After three decades in the strategic missile and space-launch business, there is one experience United Launch Alliance President & CEO Tory Bruno still hasn’t had: he has never lost a rocket. During the years he was involved in overseeing Lockheed Martin’s Trident II submarine-launched ballistic
missile — the backbone of the U.S. nuclear deterrent — it achieved a perfect record of over 100 flawless launches. Today, as head of ULA, he presides over a launch provider that never lost a payload in ten years of operation.

Elon Musk no doubt wishes that SpaceX could say that. Musk has made life hard for Bruno by offering the government cut-rate prices on launch services, forcing ULA to drastically reorganize what had been a consistently profitable enterprise. But Musk has lost two Falcon 9 launch vehicles in the last two years, so at this point NASA must be asking itself whether it really wants to put astronauts atop one, and the Air Force probably is concerned about the critically important national-security satellites it is expecting SpaceX to place in orbit.

I sat down with Bruno on October 12 to discuss the future of the space-launch sector, and found him surprisingly positive about his chief competitor. He says Musk has brought “excitement” back to the space sector, and made ULA rethink its cost structure. As a result, he has cut his supply chain costs by 36%, and cut cycle times in half. Bruno also is humble about his own perfect track record in presiding over so many successful launches, saying that everybody in the space business eventually suffers a loss. It’s a uniquely challenging business.

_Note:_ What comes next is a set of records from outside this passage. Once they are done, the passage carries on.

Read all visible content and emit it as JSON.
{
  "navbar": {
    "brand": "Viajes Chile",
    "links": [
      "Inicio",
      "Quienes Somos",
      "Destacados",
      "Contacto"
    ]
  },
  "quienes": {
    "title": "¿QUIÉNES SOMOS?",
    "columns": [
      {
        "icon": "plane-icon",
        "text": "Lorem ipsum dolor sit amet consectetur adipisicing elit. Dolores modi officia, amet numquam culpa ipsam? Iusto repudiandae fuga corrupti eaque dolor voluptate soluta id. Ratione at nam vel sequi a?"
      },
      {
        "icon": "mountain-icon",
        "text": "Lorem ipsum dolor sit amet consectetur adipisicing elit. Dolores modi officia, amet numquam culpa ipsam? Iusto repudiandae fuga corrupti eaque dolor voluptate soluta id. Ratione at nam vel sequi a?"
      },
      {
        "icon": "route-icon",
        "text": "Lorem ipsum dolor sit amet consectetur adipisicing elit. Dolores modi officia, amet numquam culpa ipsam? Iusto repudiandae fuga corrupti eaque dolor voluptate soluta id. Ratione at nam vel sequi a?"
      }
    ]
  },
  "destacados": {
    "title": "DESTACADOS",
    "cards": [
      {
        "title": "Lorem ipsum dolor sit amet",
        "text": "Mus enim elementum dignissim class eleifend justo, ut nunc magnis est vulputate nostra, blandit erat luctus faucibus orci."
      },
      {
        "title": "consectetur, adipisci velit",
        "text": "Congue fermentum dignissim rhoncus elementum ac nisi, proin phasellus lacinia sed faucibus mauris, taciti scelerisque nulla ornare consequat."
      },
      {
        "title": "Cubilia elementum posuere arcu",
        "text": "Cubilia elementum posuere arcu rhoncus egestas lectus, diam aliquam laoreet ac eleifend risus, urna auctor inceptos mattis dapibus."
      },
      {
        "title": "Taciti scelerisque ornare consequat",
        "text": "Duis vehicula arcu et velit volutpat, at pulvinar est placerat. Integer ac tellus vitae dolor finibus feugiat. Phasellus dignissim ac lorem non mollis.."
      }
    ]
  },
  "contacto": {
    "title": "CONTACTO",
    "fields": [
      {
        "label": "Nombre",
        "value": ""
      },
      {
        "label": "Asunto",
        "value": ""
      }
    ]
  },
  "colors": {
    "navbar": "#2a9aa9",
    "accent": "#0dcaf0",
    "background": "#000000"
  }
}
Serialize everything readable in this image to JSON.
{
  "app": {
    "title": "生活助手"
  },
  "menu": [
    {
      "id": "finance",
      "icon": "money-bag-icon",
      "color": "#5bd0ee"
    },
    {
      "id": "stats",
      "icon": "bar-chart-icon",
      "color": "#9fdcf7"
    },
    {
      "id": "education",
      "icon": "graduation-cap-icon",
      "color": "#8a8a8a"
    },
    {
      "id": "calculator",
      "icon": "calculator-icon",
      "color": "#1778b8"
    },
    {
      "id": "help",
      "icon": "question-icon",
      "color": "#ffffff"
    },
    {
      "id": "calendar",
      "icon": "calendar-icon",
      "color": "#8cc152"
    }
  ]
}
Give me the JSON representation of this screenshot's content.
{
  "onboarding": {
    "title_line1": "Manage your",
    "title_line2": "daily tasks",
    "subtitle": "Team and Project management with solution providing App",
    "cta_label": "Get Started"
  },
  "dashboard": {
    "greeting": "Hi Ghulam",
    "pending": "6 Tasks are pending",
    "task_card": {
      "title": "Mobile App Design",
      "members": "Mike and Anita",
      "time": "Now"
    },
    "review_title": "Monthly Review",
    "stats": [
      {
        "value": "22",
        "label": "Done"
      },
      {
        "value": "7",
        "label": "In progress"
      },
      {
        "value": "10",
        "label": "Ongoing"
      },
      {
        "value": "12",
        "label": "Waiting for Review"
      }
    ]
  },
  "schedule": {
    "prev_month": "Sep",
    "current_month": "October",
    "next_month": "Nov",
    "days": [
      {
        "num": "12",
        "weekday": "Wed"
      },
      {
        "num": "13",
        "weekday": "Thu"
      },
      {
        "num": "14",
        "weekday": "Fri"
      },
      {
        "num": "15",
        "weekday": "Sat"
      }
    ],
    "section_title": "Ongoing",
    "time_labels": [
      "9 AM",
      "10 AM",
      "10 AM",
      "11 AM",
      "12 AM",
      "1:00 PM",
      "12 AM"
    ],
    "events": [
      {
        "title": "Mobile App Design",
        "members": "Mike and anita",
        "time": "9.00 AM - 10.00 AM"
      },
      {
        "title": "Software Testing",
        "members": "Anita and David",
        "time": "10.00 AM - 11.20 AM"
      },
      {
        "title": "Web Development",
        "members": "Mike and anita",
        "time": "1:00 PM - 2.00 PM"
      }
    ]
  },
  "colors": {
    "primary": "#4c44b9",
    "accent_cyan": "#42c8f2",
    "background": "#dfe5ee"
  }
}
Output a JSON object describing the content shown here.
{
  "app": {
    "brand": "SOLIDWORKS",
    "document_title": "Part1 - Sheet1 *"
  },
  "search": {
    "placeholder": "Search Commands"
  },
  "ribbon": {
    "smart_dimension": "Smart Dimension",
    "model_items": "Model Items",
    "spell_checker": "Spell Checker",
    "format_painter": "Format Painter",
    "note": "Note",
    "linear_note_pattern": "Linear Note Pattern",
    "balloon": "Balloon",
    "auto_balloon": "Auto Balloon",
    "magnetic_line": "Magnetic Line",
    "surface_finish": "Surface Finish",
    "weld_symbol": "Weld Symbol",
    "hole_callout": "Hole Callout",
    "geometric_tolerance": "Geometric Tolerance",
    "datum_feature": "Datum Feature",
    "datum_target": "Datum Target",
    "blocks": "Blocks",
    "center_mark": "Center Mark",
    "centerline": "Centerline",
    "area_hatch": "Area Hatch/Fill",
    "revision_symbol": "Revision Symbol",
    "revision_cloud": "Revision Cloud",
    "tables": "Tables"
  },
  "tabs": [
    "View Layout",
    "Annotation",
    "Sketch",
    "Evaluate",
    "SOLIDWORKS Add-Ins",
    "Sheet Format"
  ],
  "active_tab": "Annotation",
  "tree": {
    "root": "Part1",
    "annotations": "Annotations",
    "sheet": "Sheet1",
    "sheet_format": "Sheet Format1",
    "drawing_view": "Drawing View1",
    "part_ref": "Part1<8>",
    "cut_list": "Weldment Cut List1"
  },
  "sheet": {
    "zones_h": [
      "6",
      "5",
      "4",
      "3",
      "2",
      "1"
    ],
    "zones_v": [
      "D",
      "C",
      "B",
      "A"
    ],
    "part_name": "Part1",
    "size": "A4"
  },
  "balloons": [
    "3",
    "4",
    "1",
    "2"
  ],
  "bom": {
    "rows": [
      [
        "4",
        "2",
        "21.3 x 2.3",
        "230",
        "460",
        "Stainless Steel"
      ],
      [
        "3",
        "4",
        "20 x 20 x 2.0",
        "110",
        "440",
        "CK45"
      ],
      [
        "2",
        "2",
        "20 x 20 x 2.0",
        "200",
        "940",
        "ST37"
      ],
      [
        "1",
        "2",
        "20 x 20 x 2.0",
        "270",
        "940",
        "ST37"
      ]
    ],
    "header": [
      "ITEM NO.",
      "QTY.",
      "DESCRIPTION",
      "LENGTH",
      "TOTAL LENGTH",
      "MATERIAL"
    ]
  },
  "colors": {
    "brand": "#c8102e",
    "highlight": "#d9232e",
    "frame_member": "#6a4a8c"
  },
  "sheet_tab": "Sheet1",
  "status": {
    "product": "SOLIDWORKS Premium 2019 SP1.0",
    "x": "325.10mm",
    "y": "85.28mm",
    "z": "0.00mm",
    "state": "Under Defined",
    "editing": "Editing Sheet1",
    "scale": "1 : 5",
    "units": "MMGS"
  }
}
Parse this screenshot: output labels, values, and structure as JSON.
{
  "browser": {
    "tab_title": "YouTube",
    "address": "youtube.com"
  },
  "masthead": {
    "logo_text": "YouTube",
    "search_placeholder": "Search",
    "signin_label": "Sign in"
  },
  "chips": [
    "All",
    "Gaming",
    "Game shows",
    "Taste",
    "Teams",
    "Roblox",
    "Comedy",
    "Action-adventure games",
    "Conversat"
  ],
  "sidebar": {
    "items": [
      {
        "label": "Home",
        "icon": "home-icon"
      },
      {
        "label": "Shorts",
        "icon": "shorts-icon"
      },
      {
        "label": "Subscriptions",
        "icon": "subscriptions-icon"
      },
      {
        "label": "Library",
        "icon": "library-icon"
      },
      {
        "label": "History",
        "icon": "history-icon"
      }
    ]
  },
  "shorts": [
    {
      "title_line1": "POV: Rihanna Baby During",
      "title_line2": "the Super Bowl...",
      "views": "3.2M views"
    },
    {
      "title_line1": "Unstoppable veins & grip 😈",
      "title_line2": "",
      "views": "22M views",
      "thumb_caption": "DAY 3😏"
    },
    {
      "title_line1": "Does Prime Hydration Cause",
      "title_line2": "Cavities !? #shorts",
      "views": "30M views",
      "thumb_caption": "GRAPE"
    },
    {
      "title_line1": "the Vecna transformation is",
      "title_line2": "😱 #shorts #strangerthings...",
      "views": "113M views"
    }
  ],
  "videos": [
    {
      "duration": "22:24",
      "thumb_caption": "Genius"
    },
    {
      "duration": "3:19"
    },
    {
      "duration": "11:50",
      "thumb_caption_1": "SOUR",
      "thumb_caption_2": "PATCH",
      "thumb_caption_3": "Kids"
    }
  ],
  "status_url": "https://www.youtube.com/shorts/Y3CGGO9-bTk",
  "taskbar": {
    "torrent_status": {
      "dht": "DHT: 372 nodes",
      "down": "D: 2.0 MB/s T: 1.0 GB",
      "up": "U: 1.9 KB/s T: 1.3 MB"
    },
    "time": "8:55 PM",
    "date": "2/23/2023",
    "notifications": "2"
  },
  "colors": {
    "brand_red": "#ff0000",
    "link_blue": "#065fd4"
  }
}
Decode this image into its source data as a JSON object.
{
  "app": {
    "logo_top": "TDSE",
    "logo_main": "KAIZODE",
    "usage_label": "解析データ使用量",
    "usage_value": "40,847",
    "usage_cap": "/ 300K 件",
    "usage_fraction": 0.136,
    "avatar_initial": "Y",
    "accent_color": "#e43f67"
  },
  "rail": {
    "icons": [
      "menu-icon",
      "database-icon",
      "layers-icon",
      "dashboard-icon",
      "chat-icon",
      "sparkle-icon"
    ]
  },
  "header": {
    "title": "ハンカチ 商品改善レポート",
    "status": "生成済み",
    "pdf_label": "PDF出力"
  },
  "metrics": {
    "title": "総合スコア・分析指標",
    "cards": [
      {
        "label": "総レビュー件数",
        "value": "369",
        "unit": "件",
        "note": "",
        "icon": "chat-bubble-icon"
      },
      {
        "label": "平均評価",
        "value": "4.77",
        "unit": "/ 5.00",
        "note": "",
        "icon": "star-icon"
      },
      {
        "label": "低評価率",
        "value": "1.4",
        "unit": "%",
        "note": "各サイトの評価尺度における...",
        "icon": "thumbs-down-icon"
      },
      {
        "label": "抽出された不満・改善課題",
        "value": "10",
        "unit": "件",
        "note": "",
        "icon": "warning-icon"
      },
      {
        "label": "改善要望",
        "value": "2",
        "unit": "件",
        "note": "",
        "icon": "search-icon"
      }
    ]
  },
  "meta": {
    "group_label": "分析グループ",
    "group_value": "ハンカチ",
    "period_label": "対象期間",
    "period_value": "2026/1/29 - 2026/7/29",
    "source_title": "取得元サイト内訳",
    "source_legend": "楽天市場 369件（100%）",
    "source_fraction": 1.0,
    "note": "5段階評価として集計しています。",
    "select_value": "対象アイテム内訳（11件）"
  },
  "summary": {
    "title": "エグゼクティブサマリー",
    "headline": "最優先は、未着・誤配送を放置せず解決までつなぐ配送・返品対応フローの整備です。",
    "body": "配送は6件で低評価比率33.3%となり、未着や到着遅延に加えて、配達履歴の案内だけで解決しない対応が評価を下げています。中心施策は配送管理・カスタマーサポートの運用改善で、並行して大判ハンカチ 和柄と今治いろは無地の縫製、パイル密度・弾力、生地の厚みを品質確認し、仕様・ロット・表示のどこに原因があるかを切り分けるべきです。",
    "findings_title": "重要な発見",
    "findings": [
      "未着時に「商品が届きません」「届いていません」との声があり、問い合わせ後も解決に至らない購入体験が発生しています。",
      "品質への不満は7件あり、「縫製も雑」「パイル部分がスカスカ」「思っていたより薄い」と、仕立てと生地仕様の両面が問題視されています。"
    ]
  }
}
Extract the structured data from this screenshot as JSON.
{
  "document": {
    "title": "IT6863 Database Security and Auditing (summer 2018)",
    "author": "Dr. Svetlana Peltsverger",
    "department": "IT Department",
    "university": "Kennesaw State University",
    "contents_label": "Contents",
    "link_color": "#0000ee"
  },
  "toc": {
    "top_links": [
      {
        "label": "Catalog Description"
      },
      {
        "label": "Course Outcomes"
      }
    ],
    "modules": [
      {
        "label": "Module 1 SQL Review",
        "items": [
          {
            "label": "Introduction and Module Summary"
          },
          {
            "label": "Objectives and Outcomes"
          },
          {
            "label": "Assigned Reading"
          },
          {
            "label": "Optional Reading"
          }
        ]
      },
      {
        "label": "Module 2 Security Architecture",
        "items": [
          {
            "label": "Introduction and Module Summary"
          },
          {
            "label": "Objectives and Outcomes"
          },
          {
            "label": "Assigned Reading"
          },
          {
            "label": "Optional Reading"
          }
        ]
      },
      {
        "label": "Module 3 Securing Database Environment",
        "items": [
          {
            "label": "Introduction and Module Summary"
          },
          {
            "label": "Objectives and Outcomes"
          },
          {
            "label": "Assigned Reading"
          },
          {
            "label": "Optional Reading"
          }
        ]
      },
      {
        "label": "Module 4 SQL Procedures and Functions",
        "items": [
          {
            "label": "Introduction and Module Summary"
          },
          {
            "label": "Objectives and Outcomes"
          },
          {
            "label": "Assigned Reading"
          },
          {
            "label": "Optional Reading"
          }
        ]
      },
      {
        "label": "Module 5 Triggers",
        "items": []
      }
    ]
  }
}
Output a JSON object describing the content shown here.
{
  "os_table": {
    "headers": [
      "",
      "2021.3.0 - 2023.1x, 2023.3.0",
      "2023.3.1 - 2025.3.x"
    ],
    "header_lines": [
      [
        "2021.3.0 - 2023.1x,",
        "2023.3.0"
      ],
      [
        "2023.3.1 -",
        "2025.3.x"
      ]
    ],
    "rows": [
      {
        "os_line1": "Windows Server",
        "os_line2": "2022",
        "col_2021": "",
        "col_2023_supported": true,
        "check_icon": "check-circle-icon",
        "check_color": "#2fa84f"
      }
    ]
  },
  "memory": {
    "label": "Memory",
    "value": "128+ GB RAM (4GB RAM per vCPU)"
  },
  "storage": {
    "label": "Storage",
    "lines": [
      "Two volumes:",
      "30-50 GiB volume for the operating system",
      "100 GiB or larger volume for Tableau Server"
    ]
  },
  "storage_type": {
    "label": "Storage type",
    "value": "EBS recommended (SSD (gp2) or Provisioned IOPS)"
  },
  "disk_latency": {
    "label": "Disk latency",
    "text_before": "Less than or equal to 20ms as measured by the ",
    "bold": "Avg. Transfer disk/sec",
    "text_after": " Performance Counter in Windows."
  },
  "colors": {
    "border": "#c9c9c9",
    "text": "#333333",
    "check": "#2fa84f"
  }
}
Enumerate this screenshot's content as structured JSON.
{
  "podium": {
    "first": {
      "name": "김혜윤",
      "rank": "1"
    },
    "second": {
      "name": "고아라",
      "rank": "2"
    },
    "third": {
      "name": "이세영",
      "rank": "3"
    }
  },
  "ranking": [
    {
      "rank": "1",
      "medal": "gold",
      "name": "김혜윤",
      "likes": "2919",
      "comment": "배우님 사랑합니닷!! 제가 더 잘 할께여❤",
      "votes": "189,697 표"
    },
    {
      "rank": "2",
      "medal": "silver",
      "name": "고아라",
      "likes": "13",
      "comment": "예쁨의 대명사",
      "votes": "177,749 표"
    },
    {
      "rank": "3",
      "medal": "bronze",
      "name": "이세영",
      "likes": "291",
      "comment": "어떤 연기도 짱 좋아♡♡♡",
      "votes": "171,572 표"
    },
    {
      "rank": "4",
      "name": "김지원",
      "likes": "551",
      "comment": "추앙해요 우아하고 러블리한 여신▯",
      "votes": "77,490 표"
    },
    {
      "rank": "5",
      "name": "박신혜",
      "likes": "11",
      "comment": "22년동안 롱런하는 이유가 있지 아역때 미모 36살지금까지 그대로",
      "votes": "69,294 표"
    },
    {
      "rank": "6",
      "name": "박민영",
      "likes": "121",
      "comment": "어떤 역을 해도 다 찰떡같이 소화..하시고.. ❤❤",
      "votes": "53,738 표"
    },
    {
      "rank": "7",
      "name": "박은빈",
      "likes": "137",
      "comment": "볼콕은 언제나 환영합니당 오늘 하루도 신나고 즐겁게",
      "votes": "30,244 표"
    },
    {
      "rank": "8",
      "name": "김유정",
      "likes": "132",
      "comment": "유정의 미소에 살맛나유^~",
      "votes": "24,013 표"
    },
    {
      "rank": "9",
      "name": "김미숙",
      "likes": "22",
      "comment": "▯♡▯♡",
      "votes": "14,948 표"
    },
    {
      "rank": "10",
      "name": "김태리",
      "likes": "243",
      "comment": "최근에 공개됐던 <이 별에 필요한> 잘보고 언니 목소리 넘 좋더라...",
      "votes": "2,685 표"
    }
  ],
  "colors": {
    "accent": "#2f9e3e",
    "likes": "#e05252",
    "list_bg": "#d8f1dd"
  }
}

A United Launch Alliance Atlas V launch vehicle carries a payload into orbit. ULA has never lost a launch vehicle since it was established ten year ago. (U.S. Air Force photo by George Roberts)
Maybe so, but you could argue that ULA made it look too easy in the years when the Boeing-Lockheed Martin joint venture was the only certified launch provider for national-security satellites. The Air Force, which leads military space missions, has adopted a competitive model now that SpaceX also is certified that focuses almost exclusively on price as a determinant of who gets to launch spacecraft like GPS III. With some national-security satellites costing the better part of a billion dollars, you’d think risk and reliability would bulk larger in the selection criteria.

SpaceX can’t challenge ULA in orbiting the heaviest military birds to the highest orbits, because it lacks the technology to get there. The military has eight different reference orbits for its various constellations of missile-warning, weather, communications and spy satellites, and the Air Force says SpaceX can only reach four of them. Musk has proposed strapping together three Falcon 9 launch vehicles to reach the remaining orbits — the first stage would have a staggering 27 engines — but at this point his “Falcon Heavy” is running years late in achieving initial launch. It isn’t clear how the Air Force would go about certifying such a behemoth as suitable for military launches.